Thx for contacting us. So you are going to add tri-gram index in nebula instead of es, right?

cangfengzhs commented 2 years ago

These are indeed some very useful features. I have learned some knowledge of NLP, but I don't fully grasp it. And I have the following questions:

  1. If I am a user, and I use string index based on cos distance. But how do I do word2vec? Does nebula have a built-in vocabulary or do I upload a vocabulary myself? Or even further, is it possible to provide fasttext directly as a plug-in?
  2. How to calculate IDF in a constantly changing data set?
  3. I have not learned about GIN / GiST. But in my impression, both nmslib and faiss need a lot of memory, right? Is there a way to solve this problem? The CPU may have the same problem.
  4. How to make persistence? For example, when nmslib performs persistence, it serializes all data together into a binary file. So we need to reduce unnecessary write overhead in the form of LOG and checkpoint. This is just a preliminary idea, and a detailed design is needed.

I am looking forward to the realization of native fuzzy string index. Maybe you can make a simple design first, and then we will discuss its possible problems and try to solve them. Moreover, I am also very willing to participate in the development process of this feature.

cangfengzhs commented 2 years ago

And, I have a bolder idea. The key point of this feature is the vector ANN search. We may be able to support a vector data type and expose it to users. We are only responsible for the search of vectors. After all, the performance of textCNN/ELMo/Bert will be better than tri-gram.

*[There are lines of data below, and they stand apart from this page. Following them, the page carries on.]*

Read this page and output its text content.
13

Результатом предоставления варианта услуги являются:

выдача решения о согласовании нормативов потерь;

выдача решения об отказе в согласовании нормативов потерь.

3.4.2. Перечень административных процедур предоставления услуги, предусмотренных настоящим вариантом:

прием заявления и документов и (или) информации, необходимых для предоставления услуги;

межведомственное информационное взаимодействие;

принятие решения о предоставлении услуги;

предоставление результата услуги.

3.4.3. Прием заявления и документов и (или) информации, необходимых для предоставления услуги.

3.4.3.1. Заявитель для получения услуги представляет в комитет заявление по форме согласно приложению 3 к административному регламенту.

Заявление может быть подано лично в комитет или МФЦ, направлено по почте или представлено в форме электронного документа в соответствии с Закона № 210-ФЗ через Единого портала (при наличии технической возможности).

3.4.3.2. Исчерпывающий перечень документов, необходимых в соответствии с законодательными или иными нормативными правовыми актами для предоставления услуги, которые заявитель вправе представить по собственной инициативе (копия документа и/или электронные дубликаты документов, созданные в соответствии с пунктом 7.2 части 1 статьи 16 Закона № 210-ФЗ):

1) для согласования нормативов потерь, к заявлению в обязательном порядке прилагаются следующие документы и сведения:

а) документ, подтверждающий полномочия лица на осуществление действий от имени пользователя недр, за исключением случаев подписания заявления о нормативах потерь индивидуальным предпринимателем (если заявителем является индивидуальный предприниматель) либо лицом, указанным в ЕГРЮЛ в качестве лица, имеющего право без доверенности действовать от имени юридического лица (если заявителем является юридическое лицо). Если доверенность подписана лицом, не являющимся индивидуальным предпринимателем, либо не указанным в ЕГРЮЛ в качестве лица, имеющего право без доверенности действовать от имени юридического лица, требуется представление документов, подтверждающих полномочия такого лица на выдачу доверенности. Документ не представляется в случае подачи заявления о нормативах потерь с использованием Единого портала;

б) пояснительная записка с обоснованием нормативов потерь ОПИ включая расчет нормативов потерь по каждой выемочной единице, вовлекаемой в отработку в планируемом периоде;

igrekun commented 2 years ago

@cangfengzhs I very much like the bold idea (: Generic vector type that supports cosine / L2 distance to better handle user supplied vectors should cover it.

Fuzzy search is then done by treating each trigram as a word and searching closest by cosine. Anything more fancy should then be "bring your own vectors" not to clutter the core codebase.

Personally I fancy the idea of generic ANN more than GIN / GiST since it is more general. Given the vector type, graph and basic math one could run ML algorithms without reaching for spark.

If we go with ANNs then I almost have a design to build upon, just let me know where to move further technical discussion if we decide to proceed on this!